Estas dos faenas, que le hubieran valido cortar sendos trofeos en tarde tan crucial como su debut con picadores en Sevilla, quedaron malogradas por el pésimo uso de la espada. Quedó, por encima de otras cosas, su torería, la que impregna las formas de un niño criado en el Arenal de Sevilla.

La plaza lamentó cada pinchazo como quien pierde algo muy suyo. Toda la plaza salió hablando de toros. Y lo más importante en los tiempos que corren: la gente quiere volver a ver torear a Francisco Lama de Góngora.

Hablando de modernidades, la novillada de Juan Pedro lo fue en exceso. Muy mal presentada sin excusas, pobre de fuerzas y carente de casta. Casi todos, un saco de sosería sin chispa. Algunos se dejaron torear al sacar un fondo de nobleza. No es este tipo de reses el que requiere la emoción del torero actual.

Gonzalo Caballero, triunfador del pasado año, sorteó primero un astado apagado sin alegría. El chaval lo intentó. Ya finalizado el trasteo se puso a dar bernadinas y el animal lo atropelló. Tras matarlo se fue a la enfermería desmayado y sin resuello. Salió a matar al cuarto y tropezó con uno de los animales de menos clase del encierro. Siempre con la cara alta, ahora Gonzalo acertó a templar con la derecha en una demostración de valor, algo que posee sin ninguna duda, aunque acabó atropellado.

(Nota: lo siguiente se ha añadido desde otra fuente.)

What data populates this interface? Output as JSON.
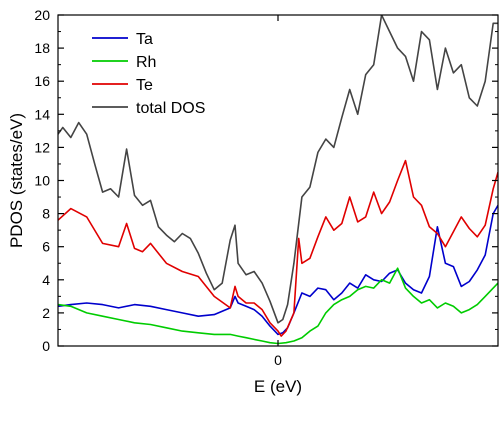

El colombiano Sebastián Ritter dejó muestras de valor y de inexperiencia. Es normal; su bagaje es muy corto. Su espejo es Castella. En su contra, que el segundo de la tarde embistió mucho y el joven colombiano no le encontró nunca las teclas, concepto muy moderno éste de las teclas, para poder lucir sus embestidas. Ahogó al animal en su obsesión modernista de quedarse quieto y ligar sin darle distancia al astado. La mayoría de las veces estaba en el cuello del novillo. El sobrero lidiado como quinto fue un inválido que el palco no se atrevió a devolver. Es decir, que se lidió un novillo inútil para la lidia. Ritter anduvo voluntarioso y reñido con el temple, ante un burel informal. La novillada la salvó Lama, de Sevilla y del Arenal.